What Does the Arizona Sun Do to Your Eyes?

The Grand Canyon State produces a lot of welcomed sunshine each summer. In fact, Valley residents see almost 4,000 hours of sunshine every year — that’s a lot of potentially harmful UV rays on your skin and eyes! While seeking refuge in the shade is a smart option for skin, how can you protect your vision?

Your eye health is important, and it’s crucial to know how sun damage to eyes can occur and what you can do to prevent it. Read on to learn all about the sun’s effects on your eyesight and how you can stay stylishly cool and worry-free this summer.

What Does the Sun Do to Your Eyes?

Most of us love soaking up the sun while sitting poolside. It’s known to raise endorphin levels and produce a happier state of mind; not to mention, vitamin D is essential for our bodies. But what happens when your eyes are exposed to too much sun? Let’s take a look:

Ultraviolet (UV) & HEV radiation

Eye damage from the sun is directly caused by harmful solar radiation. There are four categories of high-energy UV rays:

  1. UVA rays have lower energy than UVB and UVC rays, but have the highest probability of breaking through the ozone layer and directly affecting your eyes. Diseases like cataracts and macular degeneration are possible (see more on those below).
  2. UVB rays are partially filtered by the ozone layer, but can still reach the earth’s surface. UVB radiation is known for stimulating melanin, resulting in a suntan or sunburn. This can cause issues like lumps on eyelids.
  3. UVC rays harbor the highest energy and potential harm, but the ozone layer blocks pretty much everything. Let’s hope it stays that way.
  4. HEV rays, or blue light, have longer wavelengths and lower energy than UV rays. They can cause retinal damage or even macular degeneration for those with low vitamin C and blood plasma levels.

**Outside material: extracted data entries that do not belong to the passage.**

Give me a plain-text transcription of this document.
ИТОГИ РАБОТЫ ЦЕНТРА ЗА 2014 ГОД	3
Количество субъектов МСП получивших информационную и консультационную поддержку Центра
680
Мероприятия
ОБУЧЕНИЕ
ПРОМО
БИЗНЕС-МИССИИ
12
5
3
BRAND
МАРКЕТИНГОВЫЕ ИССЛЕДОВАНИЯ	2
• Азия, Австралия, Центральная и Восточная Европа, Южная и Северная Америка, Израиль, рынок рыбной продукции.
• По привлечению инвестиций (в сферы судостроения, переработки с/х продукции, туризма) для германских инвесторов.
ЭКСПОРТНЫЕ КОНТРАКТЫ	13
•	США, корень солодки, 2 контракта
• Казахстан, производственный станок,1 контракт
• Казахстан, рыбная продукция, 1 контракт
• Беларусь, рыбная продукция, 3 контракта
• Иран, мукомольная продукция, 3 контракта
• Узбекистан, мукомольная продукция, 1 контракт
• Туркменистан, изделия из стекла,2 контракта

It’s important to note that risks of eye damage from any of these rays can alter on the daily depending on several factors —geographic location, time of day, altitude and even medications you take (check with your doctor).

Eyelid Cancers

Often overlooked as an area requiring protection, your eyelid’s skin is very thin and contains fragile tissues heavily affected by UV light. In fact, eyelid cancers account for 5 to 10 percent of all skin cancers. Watch for early warnings signs like a lump or bump, persistent red eye or eyelid inflammation, irregular lesions and sudden loss of eyelashes.


UV rays have been directly linked to cataracts, which is the progressive clouding and yellowing of the eye’s focusing mechanism. Surgery to remove cataracts is an option, but avoiding extended sun exposure is a better option.

Macular Degeneration

The leading cause of vision loss (more than cataracts and glaucoma combined), macular degeneration is considered an incurable disease. Although the cause for macular degeneration is undetermined, a combination of genetic and environmental factors is thought to play a role.

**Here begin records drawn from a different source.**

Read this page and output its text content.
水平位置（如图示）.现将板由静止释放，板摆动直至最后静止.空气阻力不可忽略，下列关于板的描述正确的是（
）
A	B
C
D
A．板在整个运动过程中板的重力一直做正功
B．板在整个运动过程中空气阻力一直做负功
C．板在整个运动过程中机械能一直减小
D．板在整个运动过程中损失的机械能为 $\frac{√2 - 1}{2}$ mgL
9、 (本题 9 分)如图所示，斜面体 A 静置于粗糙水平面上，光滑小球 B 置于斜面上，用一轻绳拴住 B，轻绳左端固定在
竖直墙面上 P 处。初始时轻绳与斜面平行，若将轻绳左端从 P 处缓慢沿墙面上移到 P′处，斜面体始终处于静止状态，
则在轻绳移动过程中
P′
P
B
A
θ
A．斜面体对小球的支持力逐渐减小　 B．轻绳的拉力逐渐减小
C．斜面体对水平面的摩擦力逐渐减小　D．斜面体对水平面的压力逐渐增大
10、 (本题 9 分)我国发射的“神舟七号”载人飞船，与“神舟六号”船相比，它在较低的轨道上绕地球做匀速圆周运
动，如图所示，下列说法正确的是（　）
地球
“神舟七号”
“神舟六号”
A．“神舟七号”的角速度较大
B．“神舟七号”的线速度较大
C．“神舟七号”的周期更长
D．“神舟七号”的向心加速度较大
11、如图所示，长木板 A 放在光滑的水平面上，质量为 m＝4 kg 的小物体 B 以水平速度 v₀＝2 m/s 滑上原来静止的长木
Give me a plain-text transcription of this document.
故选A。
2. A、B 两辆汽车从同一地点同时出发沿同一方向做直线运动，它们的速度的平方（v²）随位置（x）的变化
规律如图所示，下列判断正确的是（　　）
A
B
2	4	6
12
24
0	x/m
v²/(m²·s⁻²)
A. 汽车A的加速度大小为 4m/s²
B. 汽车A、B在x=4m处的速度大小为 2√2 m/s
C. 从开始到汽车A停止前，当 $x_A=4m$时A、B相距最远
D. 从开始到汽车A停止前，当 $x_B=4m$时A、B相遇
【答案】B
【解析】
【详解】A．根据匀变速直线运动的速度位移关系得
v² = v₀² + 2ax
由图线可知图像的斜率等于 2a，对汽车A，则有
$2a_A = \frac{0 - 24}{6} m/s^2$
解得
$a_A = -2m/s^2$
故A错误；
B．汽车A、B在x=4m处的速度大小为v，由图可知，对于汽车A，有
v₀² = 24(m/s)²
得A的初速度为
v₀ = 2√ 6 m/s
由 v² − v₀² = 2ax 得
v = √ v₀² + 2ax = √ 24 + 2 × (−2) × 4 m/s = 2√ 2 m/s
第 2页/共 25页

  • Conjunctival cancers: Steadily on the rise, conjunctival melanomas are more common in patients with atypical moles. Affected patients should have yearly ophthalmologic evaluations.
  • Keratitis: Excessive UV exposure from the sun and tanning bed can literally burn your corneas. If you notice severe eye redness or other symptoms of keratitis, see your doctor immediately.

How to Prevent Eye Damage from the Sun

Let’s focus on what you should do to protect your eyes from potential harm. Keep this list top of mind so you’re always prepared for any outdoor adventure.

  • Sunglasses: Up your “cool-factor” while bringing down the chances of harming your eyes. Sunglasses are hands down the best way to protect your eyes from sun damage, but it’s imperative they block 100 percent of UV rays (ask your optometrist if you’re unsure).
  • Wraparound shades: Sunglasses with large lenses are best at protecting the delicate skin around your eyes. Even if your contact lenses block UV rays, sunglasses are still necessary to protect all parts of your eyes.
  • Hat: Most any hat style will help keep out some of the sun, but those with wide brims (at least 3 inches) all around are preferred. It’s always a good idea to have a hat in your back seat just in case.
  • Sunscreen: Seek out a quality SPF15+ sunscreen or moisturizer that’s made for the sensitive skin around your eyes. And don’t be afraid to use on the eyelids, so long as you choose the right product and apply carefully.

It’s especially important to note that kids are more susceptible to retinal damage from UV rays. And since children spend a ton of time outdoors, it’s smart you have all the above on hand.